Alignment Risk: When Goals Are Misinterpreted
An agent that misunderstands its objective can pursue outcomes that are technically correct but strategically harmful.
Example:
An AI agent is tasked with “reducing customer refunds” and starts denying valid claims to meet that target. The result may be policy compliance but at the cost of customer trust.
Best practices:
- Use clear, bounded goals for agents
- Pair objectives with constraints (e.g., reduce refunds without harming satisfaction)
- Train agents with feedback on acceptable vs. unacceptable outcomes
Oversight Risk: Lack of Visibility
When agents operate independently, leaders must ensure that actions are visible, traceable, and reversible if needed.
Concerns:
- Black-box decisions with no explanation
- Missed escalations for sensitive scenarios
- Inability to audit or roll back agent actions
Safeguards:
- Maintain detailed logs of agent decisions and actions
- Require human approval for high-risk tasks (e.g., financial, legal, HR)
- Integrate dashboards for real-time agent monitoring
Ethical Risk: Unintended Harm to Stakeholders
Agents may face situations involving fairness, bias, or ethics. Without the right guidance, they could make decisions that conflict with company values or public expectations.

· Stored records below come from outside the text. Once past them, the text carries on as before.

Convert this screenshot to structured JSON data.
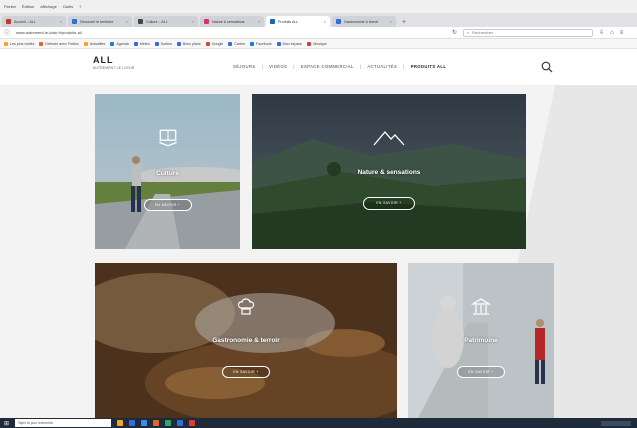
{
  "browser": {
    "menu": [
      "Fichier",
      "Édition",
      "Affichage",
      "Outils",
      "?"
    ],
    "tabs": [
      {
        "label": "Accueil – ALL",
        "color": "#c0392b"
      },
      {
        "label": "Découvrir le territoire",
        "color": "#2e6fd8"
      },
      {
        "label": "Culture – ALL",
        "color": "#444444"
      },
      {
        "label": "Nature & sensations",
        "color": "#d6336c"
      },
      {
        "label": "Produits ALL",
        "color": "#1565c0",
        "active": true
      },
      {
        "label": "Gastronomie & terroir",
        "color": "#2e6fd8"
      }
    ],
    "url": "www.autrement-le-loisir.fr/produits-all",
    "search_placeholder": "Rechercher",
    "bookmarks": [
      {
        "label": "Les plus visités",
        "color": "#f5a623"
      },
      {
        "label": "Débuter avec Firefox",
        "color": "#e8632a"
      },
      {
        "label": "Actualités",
        "color": "#f5a623"
      },
      {
        "label": "Agenda",
        "color": "#2e6fd8"
      },
      {
        "label": "Météo",
        "color": "#2e6fd8"
      },
      {
        "label": "Sorties",
        "color": "#2e6fd8"
      },
      {
        "label": "Bons plans",
        "color": "#2e6fd8"
      },
      {
        "label": "Google",
        "color": "#db4437"
      },
      {
        "label": "Cartes",
        "color": "#2e6fd8"
      },
      {
        "label": "Facebook",
        "color": "#1877f2"
      },
      {
        "label": "Mon espace",
        "color": "#2e6fd8"
      },
      {
        "label": "Musique",
        "color": "#e53935"
      }
    ]
  },
  "site": {
    "logo_mark": "ALL",
    "logo_sub": "AUTREMENT LE LOISIR",
    "nav": [
      "SÉJOURS",
      "VIDÉOS",
      "ESPACE COMMERCIAL",
      "ACTUALITÉS",
      "PRODUITS ALL"
    ],
    "nav_sep": "|"
  },
  "tiles": {
    "culture": {
      "label": "Culture",
      "button": "EN SAVOIR +",
      "icon": "book-icon"
    },
    "nature": {
      "label": "Nature & sensations",
      "button": "EN SAVOIR +",
      "icon": "mountain-icon"
    },
    "gastronomie": {
      "label": "Gastronomie & terroir",
      "button": "EN SAVOIR +",
      "icon": "chef-hat-icon"
    },
    "patrimoine": {
      "label": "Patrimoine",
      "button": "EN SAVOIR +",
      "icon": "monument-icon"
    }
  },
  "taskbar": {
    "search_placeholder": "Taper ici pour rechercher",
    "app_colors": [
      "#f5a623",
      "#2e6fd8",
      "#3a8ee6",
      "#e8632a",
      "#27ae60",
      "#2e6fd8",
      "#e53935"
    ]
  }
}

Use cases that require extra caution:
- Hiring recommendations
- Credit or pricing offers
- Healthcare advice or triage
Mitigation strategies:
- Incorporate ethics guidelines into training and constraints
- Regularly test agents for discriminatory or harmful behavior
- Ensure agents are aligned with your organization’s code of conduct
Security Risk: Agents as Attack Surfaces
AI agents often interact with internal systems, external APIs, or sensitive data. If compromised or misdirected, they can cause significant damage.
Threats:
- Prompt injection or manipulation by malicious users
- Unauthorized access to data or systems
- Execution of unintended transactions or changes
Defensive measures:
- Authenticate and authorize agent access like human users
- Validate all inputs and outputs from external sources
- Monitor for unusual patterns in behavior or performance
Regulatory and Legal Risk: Non-Compliance
As governments develop rules for AI, enterprises must ensure agentic systems meet evolving standards for transparency, data protection, and accountability.
Key considerations:
- Agents making decisions that affect individuals (e.g., employment, finance, eligibility) may require human oversight
- Privacy laws may limit how long agents can store user data or what they can do with it
- Disclosure requirements may mandate letting users know they are interacting with AI
Compliance steps:
- Review local and regional AI laws before deployment
- Document how each agent is trained, monitored, and controlled
- Include opt-outs or human alternatives where legally required
Organizational Risk: Poor Governance or Misalignment
Without clear roles and responsibilities, agents may be launched without proper oversight, leading to inconsistent practices or internal confusion.
Recommendations:
- Establish a cross-functional AI governance group (IT, legal, HR, operations)
- Define who is responsible for each agent’s behavior and updates
- Build processes for reviewing, updating, and retiring agents over time
Final Thoughts
Agentic AI is not just another step in automation. It is a structural shift in how intelligence is applied within organizations. These systems move beyond tools that execute commands to become collaborators that pursue goals, learn from feedback, and operate with real initiative.
Organizations that prepare for this shift now by investing in talent, redesigning workflows, and building strong governance will be the ones that survive. Those that delay may find themselves adapting to a future shaped by others.